Rafe grinned at her, still full of mirth. “What, you hang out with a shifter, but you don’t believe vampires exist?”
She had seldom resented her upbringing this much. “Of course I know they exist. It’s just that by insisting that I only hang out with humans, my parents didn’t prepare me for the reality of our society at all.”
“Well, if it’s any consolation, vampires hold themselves to be above society too.” He got amused again. “Or, at least, this particular vampire does.”
“So who is he then?” she asked, genuinely curious.
“Alexander Hamilton, Lord Foley, is the most important, powerful, and dangerous vampire in the country, if not the whole world. He’s the leader of the Crimson Circle.”
It sounded like a secret society, so she wasn’t embarrassed that she hadn’t heard about it before. “And that would be?”
“It’s a group of elite vampire warriors. It was founded in France during the first Crusade to protect all two-natureds against humans, but these days they concentrate solely on defending vampires against their own enemies. However, luckily for us, its current base of operations is in Epsom too.”

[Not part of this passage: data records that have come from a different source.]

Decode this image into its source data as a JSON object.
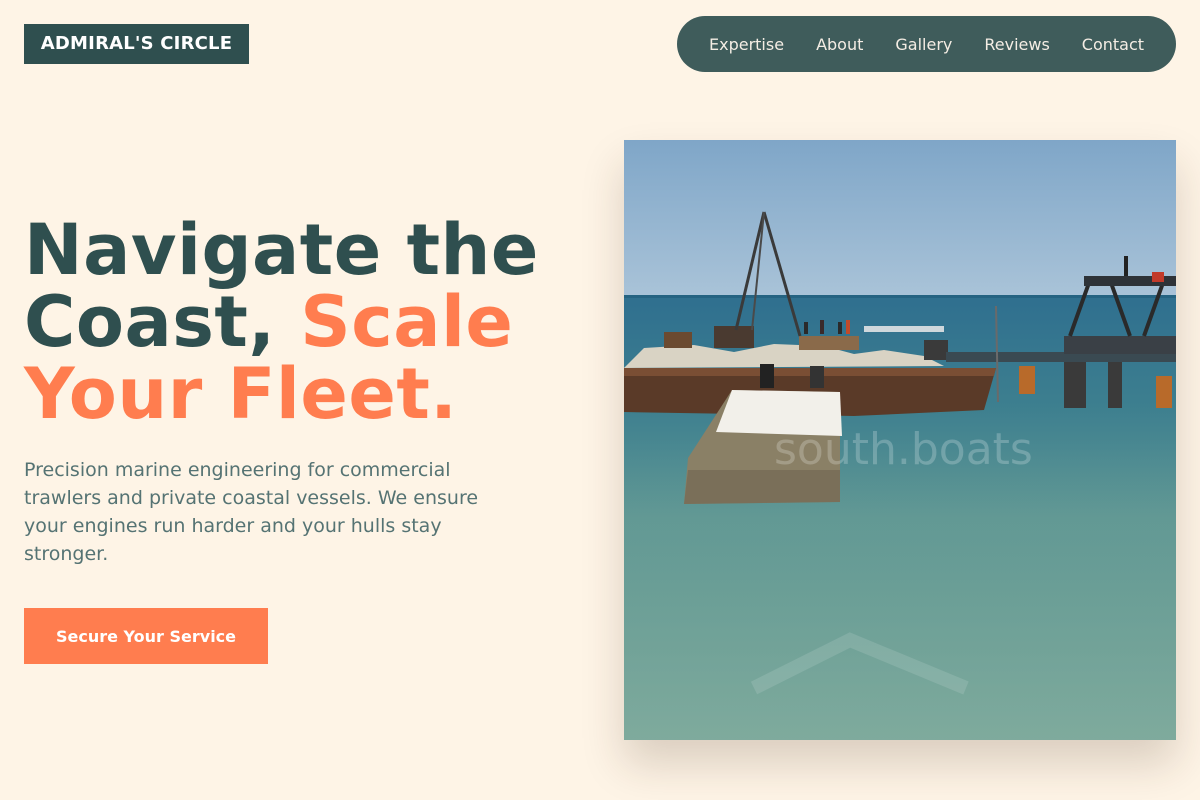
{
  "brand": {
    "logo_text": "ADMIRAL'S CIRCLE"
  },
  "nav": {
    "items": [
      {
        "label": "Expertise"
      },
      {
        "label": "About"
      },
      {
        "label": "Gallery"
      },
      {
        "label": "Reviews"
      },
      {
        "label": "Contact"
      }
    ]
  },
  "hero": {
    "headline": {
      "line1": "Navigate the",
      "line2_plain": "Coast, ",
      "line2_accent": "Scale",
      "line3_accent": "Your Fleet."
    },
    "description": "Precision marine engineering for commercial trawlers and private coastal vessels. We ensure your engines run harder and your hulls stay stronger.",
    "cta_label": "Secure Your Service",
    "image": {
      "watermark_text": "south.boats"
    }
  },
  "colors": {
    "background": "#fef4e6",
    "primary_dark": "#2f4f4f",
    "accent": "#ff7d4f",
    "nav_bg": "#3f5c5b",
    "body_text": "#557373"
  }
}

She hadn’t been far off with the secret society notion then. “I take it that people like him don’t exactly grant audiences.”
He nodded. “Not just to anyone. But since our clan has lived close to the Circle Manor for centuries, we’ve established a working relationship.”
“Saves time in diplomacy,” she remarked dryly.
He laughed. “Exactly. But we still can’t simply march in there. Jamie has to handle this.” When she lifted her brows questioningly, he continued. “He’s my brother and the leader of our clan.”
So she would get to meet the family. A nervous flutter went through her.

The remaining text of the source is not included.